Я благодарна способности своей психики отключаться в нужный момент. Не слышу ничего, кроме команд «Стоять!» и «Пошла!», которые отдаёт мне прикрывающий меня лихач, пока мы под градом перекрестного огня почти ползком прорываемся к куполу. Кругом стекло, осколки и полые бреши между несущих балок, нас видно, как на ладони, а раненые за баррикадами из крепких дубовых столов. Из-за криков и грохота мне трудно соображать, руки работают отдельно от головы на чистейшем автоматизме, слышу переговоры по рации — изгоев теснят к северным границам, сегодня перевес на стороне Объединённых фракций. Один из медбратьев руководит погрузкой тяжелых, а я валюсь к стене, чтобы отдышаться.

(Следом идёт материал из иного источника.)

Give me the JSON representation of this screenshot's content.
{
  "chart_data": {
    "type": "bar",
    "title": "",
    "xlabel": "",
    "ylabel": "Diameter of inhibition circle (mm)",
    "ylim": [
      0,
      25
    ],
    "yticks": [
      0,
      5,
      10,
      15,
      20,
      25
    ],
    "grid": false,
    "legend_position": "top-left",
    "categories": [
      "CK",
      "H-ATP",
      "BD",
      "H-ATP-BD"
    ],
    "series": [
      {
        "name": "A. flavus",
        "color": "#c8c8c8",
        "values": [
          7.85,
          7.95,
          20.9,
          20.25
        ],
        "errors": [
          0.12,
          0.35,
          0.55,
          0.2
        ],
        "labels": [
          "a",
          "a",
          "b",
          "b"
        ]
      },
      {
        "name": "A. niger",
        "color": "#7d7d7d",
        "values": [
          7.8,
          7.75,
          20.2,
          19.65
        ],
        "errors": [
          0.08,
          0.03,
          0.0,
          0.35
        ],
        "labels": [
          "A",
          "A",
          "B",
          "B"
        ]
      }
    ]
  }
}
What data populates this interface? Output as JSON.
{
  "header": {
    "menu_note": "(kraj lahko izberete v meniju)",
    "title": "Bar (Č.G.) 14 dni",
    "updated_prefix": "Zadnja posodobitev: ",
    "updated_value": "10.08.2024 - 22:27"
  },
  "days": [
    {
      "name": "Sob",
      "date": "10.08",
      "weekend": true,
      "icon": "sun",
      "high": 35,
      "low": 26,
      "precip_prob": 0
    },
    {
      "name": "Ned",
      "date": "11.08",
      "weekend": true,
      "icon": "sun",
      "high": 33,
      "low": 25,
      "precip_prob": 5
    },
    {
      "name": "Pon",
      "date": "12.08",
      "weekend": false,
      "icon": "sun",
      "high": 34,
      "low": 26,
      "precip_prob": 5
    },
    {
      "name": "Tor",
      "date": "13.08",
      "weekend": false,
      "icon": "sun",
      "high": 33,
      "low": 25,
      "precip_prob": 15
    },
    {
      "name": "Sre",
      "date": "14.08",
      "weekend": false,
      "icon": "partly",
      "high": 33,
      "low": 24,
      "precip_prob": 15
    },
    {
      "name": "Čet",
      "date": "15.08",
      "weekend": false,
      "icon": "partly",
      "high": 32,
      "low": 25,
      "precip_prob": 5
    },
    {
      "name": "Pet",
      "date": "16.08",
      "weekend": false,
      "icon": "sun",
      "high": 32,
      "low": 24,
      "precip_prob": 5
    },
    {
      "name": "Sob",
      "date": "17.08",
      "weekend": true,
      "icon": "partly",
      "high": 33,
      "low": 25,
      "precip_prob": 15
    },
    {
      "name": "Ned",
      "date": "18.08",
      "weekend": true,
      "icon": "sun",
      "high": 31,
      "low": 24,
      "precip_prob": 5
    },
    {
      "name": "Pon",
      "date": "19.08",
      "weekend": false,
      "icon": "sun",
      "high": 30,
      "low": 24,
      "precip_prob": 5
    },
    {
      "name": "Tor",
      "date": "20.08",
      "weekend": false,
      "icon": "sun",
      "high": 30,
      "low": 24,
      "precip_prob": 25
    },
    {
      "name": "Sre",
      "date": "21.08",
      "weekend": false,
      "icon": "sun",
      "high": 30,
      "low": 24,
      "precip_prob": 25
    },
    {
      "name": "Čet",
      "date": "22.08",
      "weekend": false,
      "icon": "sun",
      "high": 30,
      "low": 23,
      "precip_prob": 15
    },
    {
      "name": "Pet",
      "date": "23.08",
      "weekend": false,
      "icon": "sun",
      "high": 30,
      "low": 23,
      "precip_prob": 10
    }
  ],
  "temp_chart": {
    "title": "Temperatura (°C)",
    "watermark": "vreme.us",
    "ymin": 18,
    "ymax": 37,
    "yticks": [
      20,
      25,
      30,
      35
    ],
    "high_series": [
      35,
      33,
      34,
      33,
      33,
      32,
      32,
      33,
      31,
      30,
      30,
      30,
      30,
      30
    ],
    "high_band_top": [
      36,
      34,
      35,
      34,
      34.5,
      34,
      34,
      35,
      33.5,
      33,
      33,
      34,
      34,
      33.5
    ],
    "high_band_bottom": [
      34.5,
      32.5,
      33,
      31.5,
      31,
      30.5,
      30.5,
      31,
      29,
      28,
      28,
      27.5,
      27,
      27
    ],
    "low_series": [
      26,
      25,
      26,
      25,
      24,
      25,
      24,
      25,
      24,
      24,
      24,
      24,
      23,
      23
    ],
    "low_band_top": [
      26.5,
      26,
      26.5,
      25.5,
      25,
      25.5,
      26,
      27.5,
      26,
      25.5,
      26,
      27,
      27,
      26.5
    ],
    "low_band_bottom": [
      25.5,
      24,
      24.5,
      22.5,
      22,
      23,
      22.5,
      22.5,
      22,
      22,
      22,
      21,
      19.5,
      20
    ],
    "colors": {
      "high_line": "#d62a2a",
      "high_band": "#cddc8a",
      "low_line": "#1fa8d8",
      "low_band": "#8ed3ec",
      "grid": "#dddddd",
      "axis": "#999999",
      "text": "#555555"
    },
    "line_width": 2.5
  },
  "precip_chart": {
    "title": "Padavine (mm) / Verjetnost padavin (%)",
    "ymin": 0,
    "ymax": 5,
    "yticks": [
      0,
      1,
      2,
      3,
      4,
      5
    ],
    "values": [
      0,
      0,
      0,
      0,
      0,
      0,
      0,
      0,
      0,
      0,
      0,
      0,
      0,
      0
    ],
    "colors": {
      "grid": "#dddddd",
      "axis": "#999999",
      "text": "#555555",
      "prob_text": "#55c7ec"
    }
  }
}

Канонада выстрелов стихает, разносится эхом по кукурузным полям и перелеску, женщины тащат животных из дымящегося коровника на веревках, обмотанных вокруг рогов; они упираются, и выходить из полыхающего здания не хотят. У меня руки в крови, а глаза щиплет от пота, не могу больше выносить этот сладковатый, железный запах и вонь гниющих отходов с кухни. Меня тошнит, в черепной коробке звенит и ломит, достаю из аптечки и разжевываю спазмолитик, не запивая. Хочу перебить кислый привкус желчи  горечью таблетки.

— Где она, блять?! — слышу знакомый голос, искаженный помехами рации, поворачиваю голову. Мой сопровождающий всё ещё рядом, слышу одиночные выстрелы с его стороны. Он занял позицию, пока я занималась ранеными.

— Здесь. Она в порядке. — Понимаю, что речь обо мне.

— Уводи её! — Эрик приказывает уходить. Я сделала, что могла. Лёгкие остаются здесь, тяжело раненные едут с нами; хорошо, что их не много, я и так понятия не имею, куда их всех размещать. Выстрелы звучат всё тише и дальше, я под прикрытием выбираюсь к автоколонне. Пронзительное «Помогите!» с поля заставляет меня рефлекторно дёрнуться в сторону звука, но меня с силой тащат назад к машине.  Мою руку больно сжимает чья-то здоровенная ладонь. Пытаюсь освободиться. Не выходит. Оборачиваюсь, бросаюсь на стальной взгляд Лидера, словно грудью на амбразуры.